The Highland, Gaelic-speaking clans are a vital part of Scotland’s history. They also shape how the world imagines Scotland today.
This course uses the expertise of University of Glasgow academics to explain the structure, economy and culture of the clans.
It covers the centuries between the fall of the MacDonald Lords of the Isles in 1493 until around 1800, when the clans dissolved away as a result of social economic change.
It then discusses how the legacies of clanship shaped global images of Scotland up until the present.

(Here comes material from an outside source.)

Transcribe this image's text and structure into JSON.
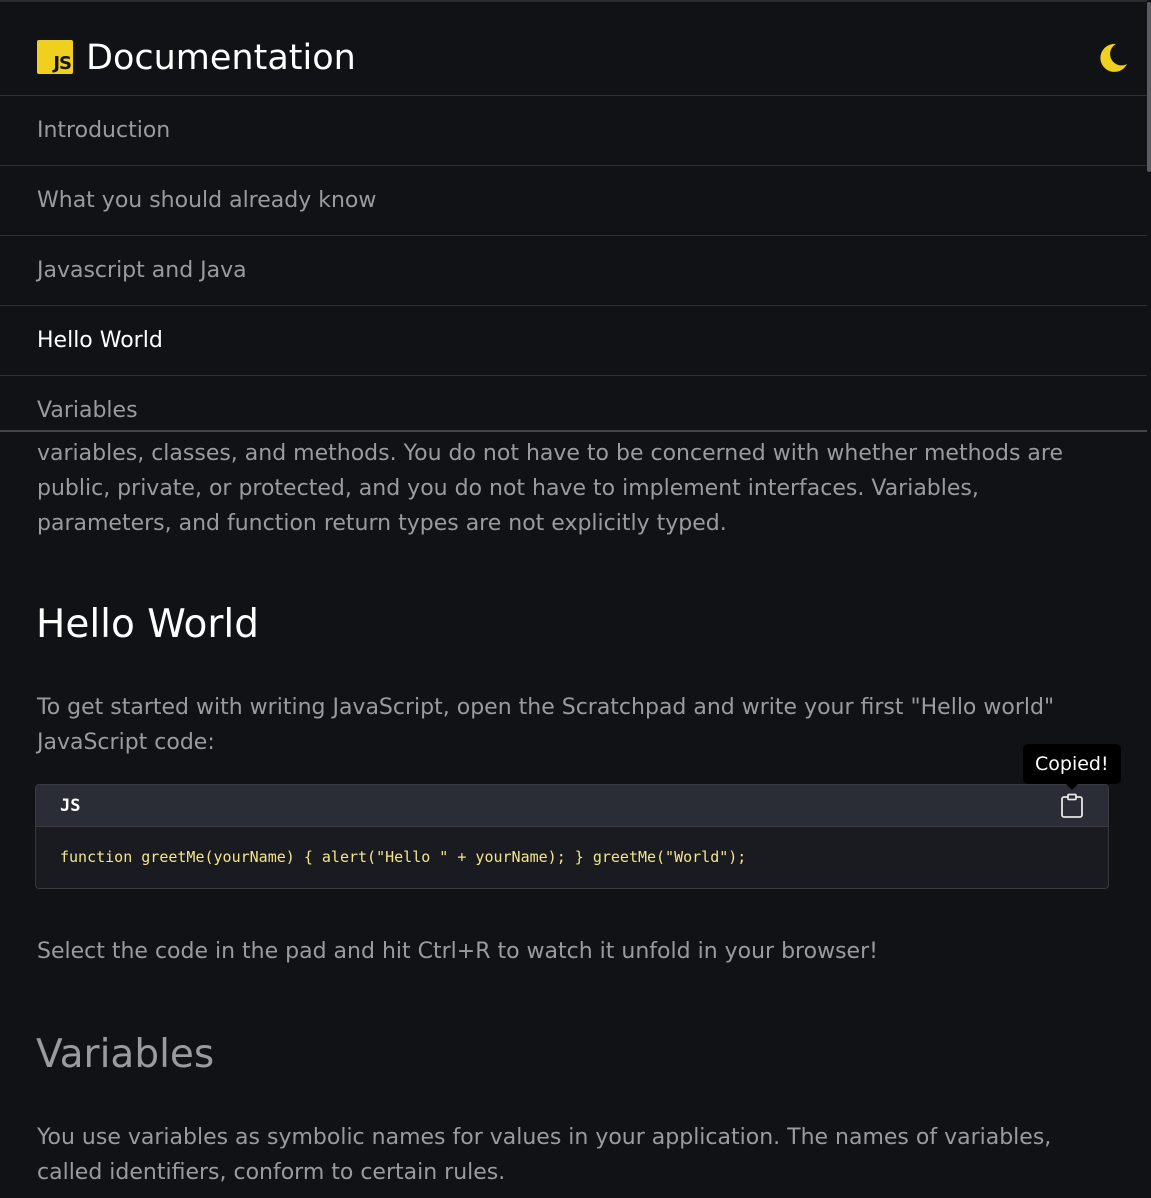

Week 1: Defining the Clans: Meet the chiefs and the clan gentry. See how different forms of family, kinship and strong links to land helped bind a clan together. Learn about the ‘professional clans’, those families who provided bards, doctors and judges for Scottish Gaelic society. Explore how archaeology and history can help explain the castles, churches, defensive sites and overall function of the clans
Week 2: Clan Society and Culture: Explore daily life for ordinary people living under the authority of the chiefs. Using the case study of the Macgregors and Campbell, learn why and how clans feuded, and what made the Scottish Crown seek to ‘civilise’ the Highlands? Learn about Gaelic musical culture, poetry and dress. Discover how clan involvement in the religious and civil wars of the seventeenth century was high profile and traumatic. Lastly, consider how new cultural and social-economic changes resulted in a slow decline of the clans as a form of community.
Week 3: Decline and Transformation: Assess the debates around clan involvement in the Jacobite risings between 1689 and 1746. Discover the latest thinking on the Battle of Culloden and the ‘Clearances’. Finally, appreciate how the literature of Walter Scott, the romantic poets, as well as Highland Games, theatre and film reinvented the clans as a romantic Scottish and global emblem.